The goggle pouch falls into the main compartment where you can store your notebooks, computer charger headphones or other bulkier office related stuff. Or, if you would use the backpack for a bike ride or a day of hiking, any clothing or snacks you might want to take with you. In this compartment there are separate pouches, mesh lined and otherwise to store smaller stuff you want to keep together.
In addition to the main compartment there is slightly smaller one on the front of the backpack, a bit smaller and tighter, with a zippered pouch two smaller pouches, clearly meant to stow away smaller writing materials, business cards you may carry, or any other smaller stuff. On your bike ride or day hike, you could fit in stuff like power bars, or carry your action camera with.

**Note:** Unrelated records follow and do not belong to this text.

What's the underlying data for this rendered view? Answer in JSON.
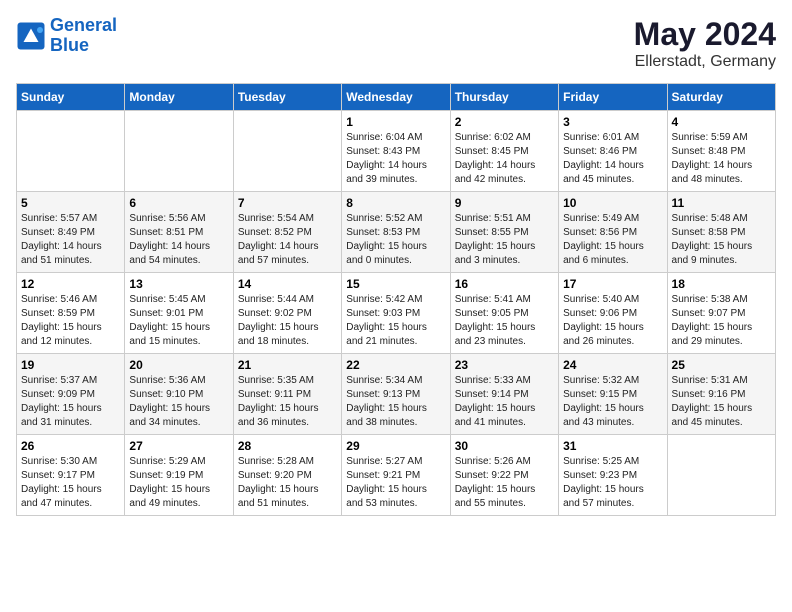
{
  "logo": {
    "line1": "General",
    "line2": "Blue"
  },
  "title": "May 2024",
  "subtitle": "Ellerstadt, Germany",
  "weekdays": [
    "Sunday",
    "Monday",
    "Tuesday",
    "Wednesday",
    "Thursday",
    "Friday",
    "Saturday"
  ],
  "weeks": [
    [
      {
        "day": "",
        "detail": ""
      },
      {
        "day": "",
        "detail": ""
      },
      {
        "day": "",
        "detail": ""
      },
      {
        "day": "1",
        "detail": "Sunrise: 6:04 AM\nSunset: 8:43 PM\nDaylight: 14 hours\nand 39 minutes."
      },
      {
        "day": "2",
        "detail": "Sunrise: 6:02 AM\nSunset: 8:45 PM\nDaylight: 14 hours\nand 42 minutes."
      },
      {
        "day": "3",
        "detail": "Sunrise: 6:01 AM\nSunset: 8:46 PM\nDaylight: 14 hours\nand 45 minutes."
      },
      {
        "day": "4",
        "detail": "Sunrise: 5:59 AM\nSunset: 8:48 PM\nDaylight: 14 hours\nand 48 minutes."
      }
    ],
    [
      {
        "day": "5",
        "detail": "Sunrise: 5:57 AM\nSunset: 8:49 PM\nDaylight: 14 hours\nand 51 minutes."
      },
      {
        "day": "6",
        "detail": "Sunrise: 5:56 AM\nSunset: 8:51 PM\nDaylight: 14 hours\nand 54 minutes."
      },
      {
        "day": "7",
        "detail": "Sunrise: 5:54 AM\nSunset: 8:52 PM\nDaylight: 14 hours\nand 57 minutes."
      },
      {
        "day": "8",
        "detail": "Sunrise: 5:52 AM\nSunset: 8:53 PM\nDaylight: 15 hours\nand 0 minutes."
      },
      {
        "day": "9",
        "detail": "Sunrise: 5:51 AM\nSunset: 8:55 PM\nDaylight: 15 hours\nand 3 minutes."
      },
      {
        "day": "10",
        "detail": "Sunrise: 5:49 AM\nSunset: 8:56 PM\nDaylight: 15 hours\nand 6 minutes."
      },
      {
        "day": "11",
        "detail": "Sunrise: 5:48 AM\nSunset: 8:58 PM\nDaylight: 15 hours\nand 9 minutes."
      }
    ],
    [
      {
        "day": "12",
        "detail": "Sunrise: 5:46 AM\nSunset: 8:59 PM\nDaylight: 15 hours\nand 12 minutes."
      },
      {
        "day": "13",
        "detail": "Sunrise: 5:45 AM\nSunset: 9:01 PM\nDaylight: 15 hours\nand 15 minutes."
      },
      {
        "day": "14",
        "detail": "Sunrise: 5:44 AM\nSunset: 9:02 PM\nDaylight: 15 hours\nand 18 minutes."
      },
      {
        "day": "15",
        "detail": "Sunrise: 5:42 AM\nSunset: 9:03 PM\nDaylight: 15 hours\nand 21 minutes."
      },
      {
        "day": "16",
        "detail": "Sunrise: 5:41 AM\nSunset: 9:05 PM\nDaylight: 15 hours\nand 23 minutes."
      },
      {
        "day": "17",
        "detail": "Sunrise: 5:40 AM\nSunset: 9:06 PM\nDaylight: 15 hours\nand 26 minutes."
      },
      {
        "day": "18",
        "detail": "Sunrise: 5:38 AM\nSunset: 9:07 PM\nDaylight: 15 hours\nand 29 minutes."
      }
    ],
    [
      {
        "day": "19",
        "detail": "Sunrise: 5:37 AM\nSunset: 9:09 PM\nDaylight: 15 hours\nand 31 minutes."
      },
      {
        "day": "20",
        "detail": "Sunrise: 5:36 AM\nSunset: 9:10 PM\nDaylight: 15 hours\nand 34 minutes."
      },
      {
        "day": "21",
        "detail": "Sunrise: 5:35 AM\nSunset: 9:11 PM\nDaylight: 15 hours\nand 36 minutes."
      },
      {
        "day": "22",
        "detail": "Sunrise: 5:34 AM\nSunset: 9:13 PM\nDaylight: 15 hours\nand 38 minutes."
      },
      {
        "day": "23",
        "detail": "Sunrise: 5:33 AM\nSunset: 9:14 PM\nDaylight: 15 hours\nand 41 minutes."
      },
      {
        "day": "24",
        "detail": "Sunrise: 5:32 AM\nSunset: 9:15 PM\nDaylight: 15 hours\nand 43 minutes."
      },
      {
        "day": "25",
        "detail": "Sunrise: 5:31 AM\nSunset: 9:16 PM\nDaylight: 15 hours\nand 45 minutes."
      }
    ],
    [
      {
        "day": "26",
        "detail": "Sunrise: 5:30 AM\nSunset: 9:17 PM\nDaylight: 15 hours\nand 47 minutes."
      },
      {
        "day": "27",
        "detail": "Sunrise: 5:29 AM\nSunset: 9:19 PM\nDaylight: 15 hours\nand 49 minutes."
      },
      {
        "day": "28",
        "detail": "Sunrise: 5:28 AM\nSunset: 9:20 PM\nDaylight: 15 hours\nand 51 minutes."
      },
      {
        "day": "29",
        "detail": "Sunrise: 5:27 AM\nSunset: 9:21 PM\nDaylight: 15 hours\nand 53 minutes."
      },
      {
        "day": "30",
        "detail": "Sunrise: 5:26 AM\nSunset: 9:22 PM\nDaylight: 15 hours\nand 55 minutes."
      },
      {
        "day": "31",
        "detail": "Sunrise: 5:25 AM\nSunset: 9:23 PM\nDaylight: 15 hours\nand 57 minutes."
      },
      {
        "day": "",
        "detail": ""
      }
    ]
  ]
}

So as far as organization goes, the Momentum is well tuned to your commuting/urban/office needs, and also provides enough possibilities for stuff you need to take along with other activities.
The pack from the outside
The profile of the backpack is quite flat, which I like, keeping the weight you are carrying close to your back. The Momentum I used has 26 liters (there’s a 32 version well) pack volume, so you can bulk up. But when it isn’t that full it will just seem smaller and with two compression straps to the side, you can keep the pack tight.
These compression straps, by the way, line the edges of two external pouches where you can fit in water bottles. The pouches are made of an elastic mesh sewn to the canvas body of the backpack. So also fatter bottles will fit. And you can secure them with the compression straps as well.
Other features include the rain cover that you can stow away separately, reflecting accents in the design to be more visible at night, a “Lidlock” attachment with which you can secure your bike helmet to the pack, and a clip to attach a bike light. All really useful features.
Carrying the pack
As for the way the pack carries, the momentum is comfortable, the ventilated shoulder straps fit well and together with the mesh AirScape™ back system it should feel light on warmer rides or hikes as well. I haven’t been able to use the backpack in warmer circumstance yet, so I will revisit this review later and add to it when I do.
The shoulder straps are secured to the pack with stretch wings on the hips, and with a stretch yoke and elastic band at shoulder height. Comfortable and flexible and quite easy to use. The Momentum has a waist strap and a chest strap with which you can stabilize the pack. Nevertheless the pack did jump around a bit when I did a bit of running and jumping myself, so stability is not its primary quality.
The only thing I would enter as a point of criticism is the look of the pack. I used the grey on black version (there is a green/lime one available as well) and I did find that a bit boring. But then again, in a more “professional” environment, a bit less “standing-out” kind of colour could make sense.